Pour combattre ces idéologies, il faut des « chevaliers ». Le chevalier, qui n’est pas cavalier dans sa façon d’être, est d’abord un cœur pur, adoubé dans le sang du Christ, sur sa tombe et sa résurrection. C’est un cœur pur. Non pas un homme sans péché (« sans peur et sans reproche » !) mais un homme dont le cœur est vide de lui-même : « Un homme qui ne souille son cœur ni avec le mal qu’il commet ni avec le bien qu’il fait », disait Dietrich Bonhoeffer.

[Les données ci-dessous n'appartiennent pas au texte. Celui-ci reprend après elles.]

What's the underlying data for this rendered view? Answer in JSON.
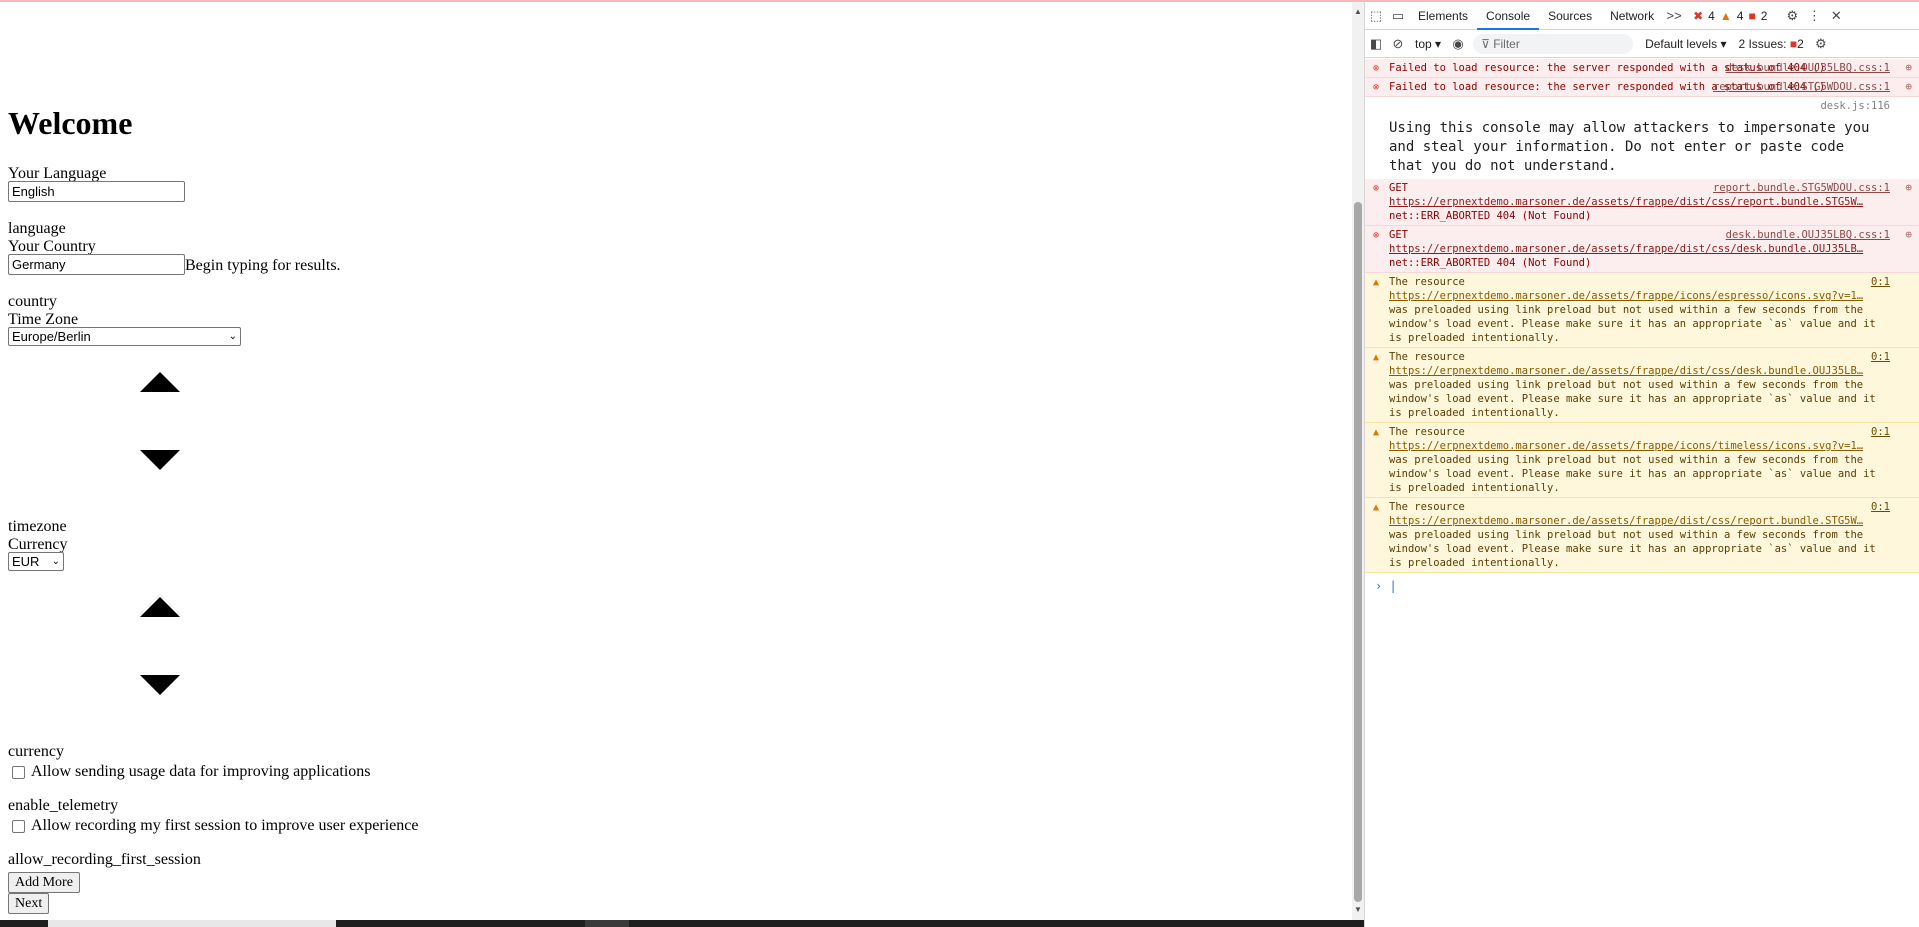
{
  "page": {
    "heading": "Welcome",
    "language_label": "Your Language",
    "language_value": "English",
    "language_field": "language",
    "country_label": "Your Country",
    "country_value": "Germany",
    "country_hint": "Begin typing for results.",
    "country_field": "country",
    "timezone_label": "Time Zone",
    "timezone_value": "Europe/Berlin",
    "timezone_field": "timezone",
    "currency_label": "Currency",
    "currency_value": "EUR",
    "currency_field": "currency",
    "telemetry_label": "Allow sending usage data for improving applications",
    "telemetry_field": "enable_telemetry",
    "recording_label": "Allow recording my first session to improve user experience",
    "recording_field": "allow_recording_first_session",
    "add_more": "Add More",
    "next": "Next"
  },
  "devtools": {
    "tabs": [
      "Elements",
      "Console",
      "Sources",
      "Network"
    ],
    "more": ">>",
    "errors": "4",
    "warnings": "4",
    "issues_count": "2",
    "context": "top",
    "filter_placeholder": "Filter",
    "levels": "Default levels",
    "issues_label": "2 Issues:",
    "issues_badge": "2",
    "messages": [
      {
        "level": "error",
        "text": "Failed to load resource: the server responded with a status of 404 ()",
        "source": "desk.bundle.OUJ35LBQ.css:1"
      },
      {
        "level": "error",
        "text": "Failed to load resource: the server responded with a status of 404 ()",
        "source": "report.bundle.STG5WDOU.css:1"
      },
      {
        "level": "info",
        "text": "Using this console may allow attackers to impersonate you and steal your information. Do not enter or paste code that you do not understand.",
        "source": "desk.js:116"
      },
      {
        "level": "error",
        "text": "GET",
        "link": "https://erpnextdemo.marsoner.de/assets/frappe/dist/css/report.bundle.STG5W…",
        "tail": "net::ERR_ABORTED 404 (Not Found)",
        "source": "report.bundle.STG5WDOU.css:1"
      },
      {
        "level": "error",
        "text": "GET",
        "link": "https://erpnextdemo.marsoner.de/assets/frappe/dist/css/desk.bundle.OUJ35LB…",
        "tail": "net::ERR_ABORTED 404 (Not Found)",
        "source": "desk.bundle.OUJ35LBQ.css:1"
      },
      {
        "level": "warn",
        "text": "The resource",
        "link": "https://erpnextdemo.marsoner.de/assets/frappe/icons/espresso/icons.svg?v=1…",
        "tail": "was preloaded using link preload but not used within a few seconds from the window's load event. Please make sure it has an appropriate `as` value and it is preloaded intentionally.",
        "source": "0:1"
      },
      {
        "level": "warn",
        "text": "The resource",
        "link": "https://erpnextdemo.marsoner.de/assets/frappe/dist/css/desk.bundle.OUJ35LB…",
        "tail": "was preloaded using link preload but not used within a few seconds from the window's load event. Please make sure it has an appropriate `as` value and it is preloaded intentionally.",
        "source": "0:1"
      },
      {
        "level": "warn",
        "text": "The resource",
        "link": "https://erpnextdemo.marsoner.de/assets/frappe/icons/timeless/icons.svg?v=1…",
        "tail": "was preloaded using link preload but not used within a few seconds from the window's load event. Please make sure it has an appropriate `as` value and it is preloaded intentionally.",
        "source": "0:1"
      },
      {
        "level": "warn",
        "text": "The resource",
        "link": "https://erpnextdemo.marsoner.de/assets/frappe/dist/css/report.bundle.STG5W…",
        "tail": "was preloaded using link preload but not used within a few seconds from the window's load event. Please make sure it has an appropriate `as` value and it is preloaded intentionally.",
        "source": "0:1"
      }
    ]
  },
  "colors": {
    "error": "#dc3626",
    "warning": "#e37400",
    "accent": "#1a73e8"
  }
}
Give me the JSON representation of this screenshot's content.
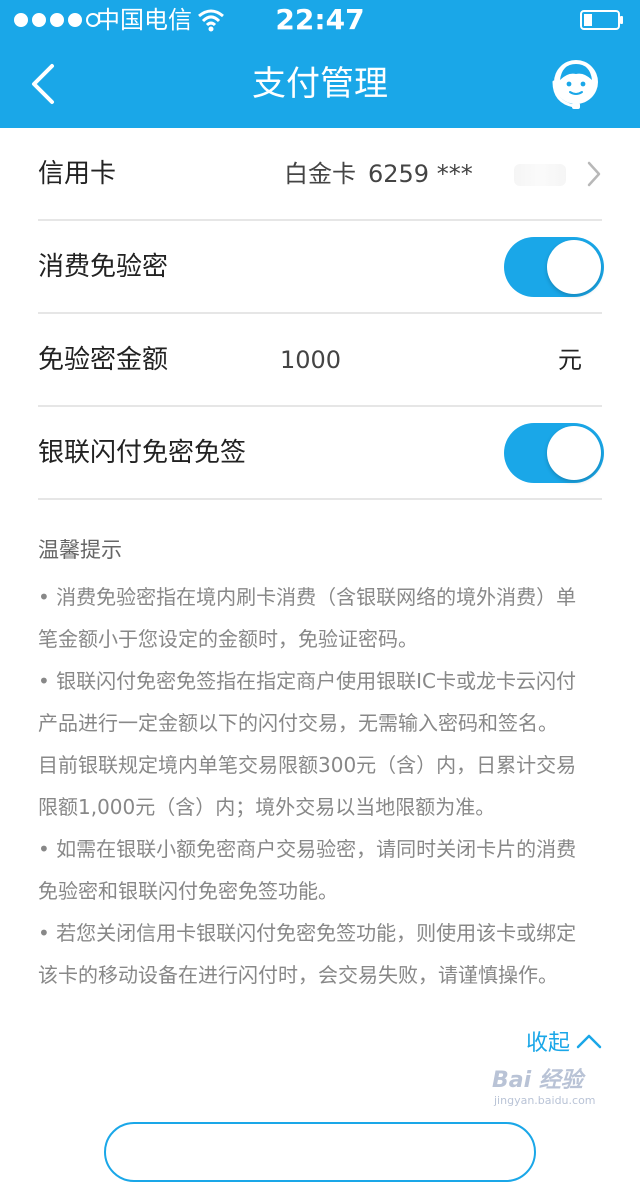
{
  "status_bar": {
    "carrier": "中国电信",
    "time": "22:47"
  },
  "nav": {
    "title": "支付管理",
    "back_icon": "chevron-left-icon",
    "service_icon": "customer-service-icon"
  },
  "settings": {
    "credit_card": {
      "label": "信用卡",
      "card_type": "白金卡",
      "card_number": "6259 ***"
    },
    "no_pin": {
      "label": "消费免验密",
      "enabled": true
    },
    "amount": {
      "label": "免验密金额",
      "value": "1000",
      "unit": "元"
    },
    "quickpass": {
      "label": "银联闪付免密免签",
      "enabled": true
    }
  },
  "tips": {
    "title": "温馨提示",
    "lines": [
      "• 消费免验密指在境内刷卡消费（含银联网络的境外消费）单",
      "笔金额小于您设定的金额时，免验证密码。",
      "• 银联闪付免密免签指在指定商户使用银联IC卡或龙卡云闪付",
      "产品进行一定金额以下的闪付交易，无需输入密码和签名。",
      "目前银联规定境内单笔交易限额300元（含）内，日累计交易",
      "限额1,000元（含）内；境外交易以当地限额为准。",
      "• 如需在银联小额免密商户交易验密，请同时关闭卡片的消费",
      "免验密和银联闪付免密免签功能。",
      "• 若您关闭信用卡银联闪付免密免签功能，则使用该卡或绑定",
      "该卡的移动设备在进行闪付时，会交易失败，请谨慎操作。"
    ]
  },
  "collapse": {
    "label": "收起"
  },
  "watermark": {
    "main": "Bai 经验",
    "sub": "jingyan.baidu.com"
  },
  "colors": {
    "accent": "#1aa7e8",
    "divider": "#e6e6e6",
    "tip_text": "#888888"
  }
}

Il doit posséder trois qualités nécessaires pour vivre et mener à bien son combat :

  • l’humilité d’abord, qui sera toujours la source de sa force : il la puise dans sa foi, en Dieu et dans la prière. « Seule l’humilité nous donne d’entreprendre de grandes choses sans avoir la peur d’échouer plutôt que de s’enfermer dans de petites choses où nous sommes sûrs de réussir » (père Dumortier). L’humilité capte la force de Dieu Lui-même au service de cette lutte. Les vrais humbles tentent même l’impossible, les faux humbles se cantonnent à leur mesure. L’humble n’aspire qu’à une chose : faire ce que Dieu lui demande ;
  • la confiance ensuite, qui sera toujours la vigueur de son courage : il la puise dans son espérance ; jamais il n’attend de la terre et du temps la réussite ; mais il regarde sa peur avec les lunettes de l’éternité. Même la mort ne le rebute pas, il ne se dérobe pas à sa mission parce qu’il contemple l’énergie de l’éternel dans le temporel. Il n’a pas le courage de l’inconscience mais le courage de celui qui compare sans cesse ce qui se passe dans le temps à ce qui se passe dans l’éternité ;
  • la générosité, qui sera toujours la mesure de son action : il la puise dans son amour, ou plus exactement dans un cœur magnanime, un cœur peu enclin à compter les coups reçus mais prompt à se souvenir des bienfaits reçus. Il se donne sans avoir la peur de manquer. Il se donne avec une mesure large, bien tassée. Il se donne jusqu’au bout : la générosité d’Adrien d’Esclaibes a atteint son maximum ; il a suivi dans la prière la vie de son Maître, fidèle à le suivre jusqu’à la croix avec à ses côtés sa mère du ciel, la Vierge Marie. Ce fut sa dernière parole : Marie.

Mgr Luc Ravel,
évêque aux armées françaises,
homélie pour la messe du 27 mars 2015 en suffrage d’Adrien d’Esclaibes d’Hust.